In Portugal, at Xabregas, a suburb of Lisbon, there is another copy of the Shroud. Full particulars of this are given in the History of the Holy Shroud, by M. de Mely, which appeared in the Revue Archeologique in 1902. The first mention of this Shroud is in a work 1651-57. The author does not seek to maintain that it is the original. In 1709 another author put forward the theory that the Shroud at the Monastery of Xabregas might really be the original Shroud. Here follows an allusion to a so-called miraculous reproduction of the Shroud at Turin, not the handiwork of any painter. This might be the wonderful tracing which we found at Lisbon, unless indeed we admit the hypothesis that it was the primitive original ! The two Shrouds, the old one and the new, were so alike, says an author of 1709, that it was impossible to distinguish the one from the other.
The truth is that the Shroud of Xabregas is a copy of the Holy Shroud of Turin—nearly as faithful a copy as the one which we have reproduced in our Plate ix.

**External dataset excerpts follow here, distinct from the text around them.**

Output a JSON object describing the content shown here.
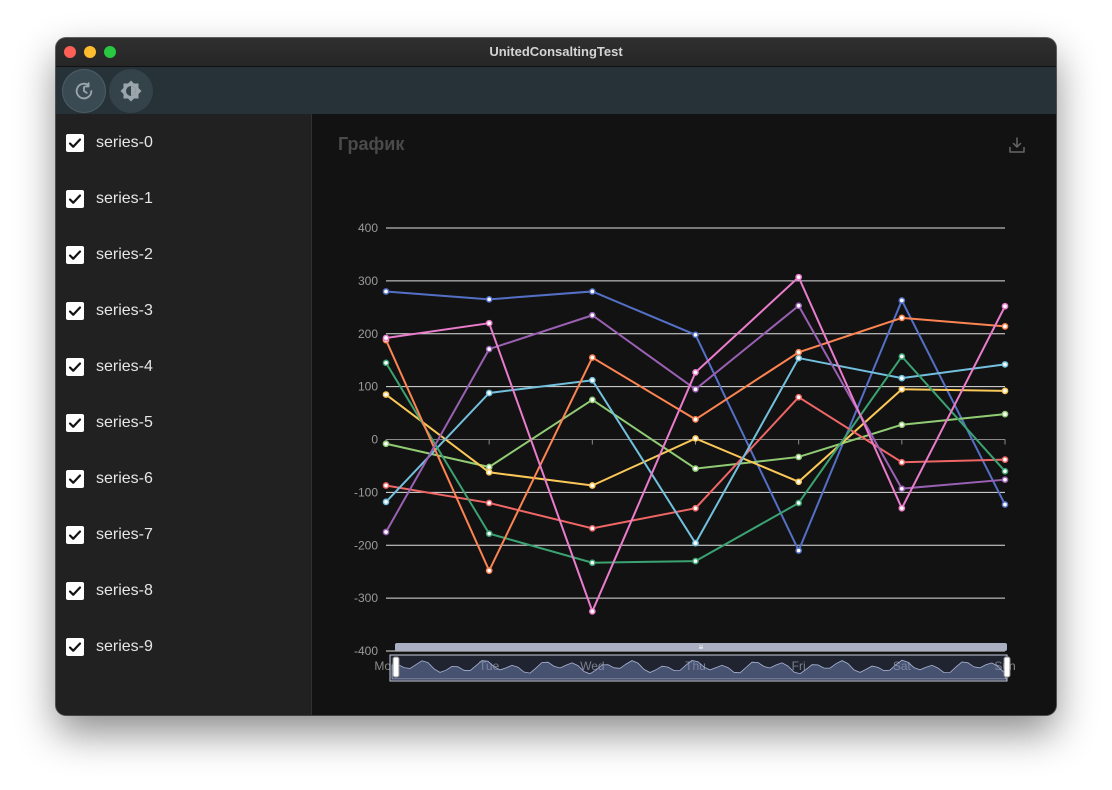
{
  "window": {
    "title": "UnitedConsaltingTest"
  },
  "toolbar": {
    "refresh_icon": "refresh-icon",
    "theme_icon": "theme-toggle-icon"
  },
  "sidebar": {
    "items": [
      {
        "label": "series-0",
        "checked": true
      },
      {
        "label": "series-1",
        "checked": true
      },
      {
        "label": "series-2",
        "checked": true
      },
      {
        "label": "series-3",
        "checked": true
      },
      {
        "label": "series-4",
        "checked": true
      },
      {
        "label": "series-5",
        "checked": true
      },
      {
        "label": "series-6",
        "checked": true
      },
      {
        "label": "series-7",
        "checked": true
      },
      {
        "label": "series-8",
        "checked": true
      },
      {
        "label": "series-9",
        "checked": true
      }
    ]
  },
  "main": {
    "title": "График"
  },
  "colors": {
    "series": [
      "#5470c6",
      "#91cc75",
      "#fac858",
      "#ee6666",
      "#73c0de",
      "#3ba272",
      "#fc8452",
      "#9a60b4",
      "#ea7ccc",
      "#5470c6"
    ]
  },
  "chart_data": {
    "type": "line",
    "categories": [
      "Mon",
      "Tue",
      "Wed",
      "Thu",
      "Fri",
      "Sat",
      "Sun"
    ],
    "ylim": [
      -400,
      400
    ],
    "yticks": [
      400,
      300,
      200,
      100,
      0,
      -100,
      -200,
      -300,
      -400
    ],
    "grid": true,
    "data_zoom": true,
    "series": [
      {
        "values": [
          280,
          265,
          280,
          198,
          -210,
          263,
          -123
        ],
        "color": "#5470c6"
      },
      {
        "values": [
          -8,
          -52,
          75,
          -55,
          -33,
          28,
          48
        ],
        "color": "#91cc75"
      },
      {
        "values": [
          85,
          -62,
          -87,
          2,
          -80,
          95,
          92
        ],
        "color": "#fac858"
      },
      {
        "values": [
          -87,
          -120,
          -168,
          -130,
          80,
          -43,
          -38
        ],
        "color": "#ee6666"
      },
      {
        "values": [
          -118,
          88,
          112,
          -196,
          154,
          116,
          142
        ],
        "color": "#73c0de"
      },
      {
        "values": [
          145,
          -178,
          -233,
          -230,
          -120,
          157,
          -60
        ],
        "color": "#3ba272"
      },
      {
        "values": [
          188,
          -248,
          155,
          38,
          165,
          230,
          214
        ],
        "color": "#fc8452"
      },
      {
        "values": [
          -175,
          171,
          235,
          95,
          253,
          -93,
          -76
        ],
        "color": "#9a60b4"
      },
      {
        "values": [
          192,
          220,
          -325,
          127,
          307,
          -130,
          252
        ],
        "color": "#ea7ccc"
      }
    ]
  }
}
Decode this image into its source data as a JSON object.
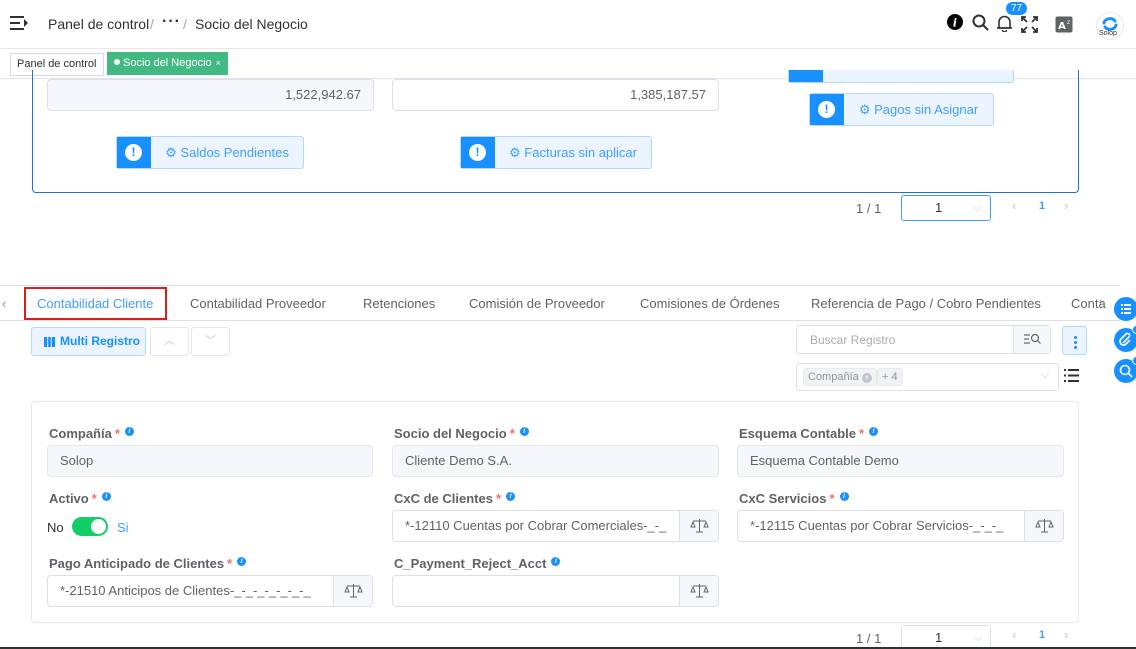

M. de Mely having been so good as to show us the photographs of the Lisbon Shroud, we were able to point out to him all the traces of negative modelling which were visible on the inferior painting of Xabregas. We also showed him that the artist had interpreted the marks which run across the loins in the original of Turin to be an actual chain. We have already pointed out that this stain, which has been taken by so many people to be the marks of the chain by which Jesus Christ was bound to the flogging-post, was the water : stain made at the time of the fire. Also the feet are not drawn faithfully. They are shown crossed, the one over the other, instead of being stretched out side by side in normal fashion. Compare our figure 33, reproducing the Calvary of Taddeo Gaddi.
Finally, let us return to France, to direct attention to a somewhat fantastically executed engraving of the seventeenth century. We see in this what liberties copyists allowed themselves to take with the reality. This engraving is so well known that we need only say that, except in the general position of the two bodies, it has hardly any connexion with the original. It bears no trace of negative treatment; indeed we might almost think we were gazing upon a picture of some statue, executed in the style of the time of Louis XIV.
The evidence afforded by the various copies and descriptions of the Holy Shroud is of considerable value. The relic is, as it were, authenticated in almost all important details ; so much so, that our knowledge of the subject thus gleaned is almost equal to what was afforded to us by the photographs taken from the original.
But let us not forget that these copyists, these observers, could after all only convey to us what they themselves knew. The eye indeed will only perceive what the mind comprehends, or nearly so, and whoever wishes to accumulate precise facts must do so by close comparison of details. Admitting, then, that by a stroke of good fortune we had discovered one single copy of the Holy Shroud which united in itself all the peculiarities which we have thus laboriously collected from so many sources, even then, such a copy could but have been the shadow, of the original Shroud. We should have obtained from it no fruitful knowledge, because the negative image, though materially complete in appearance, could not have been otherwise than inexact, inartistic, and unscientific in important details. Consequently even the ideal copyist, whom we have vainly sought, at Besançon, at Chambery, and Turin, would have been powerless to re-produce the original Shroud ; how much more powerless to create it.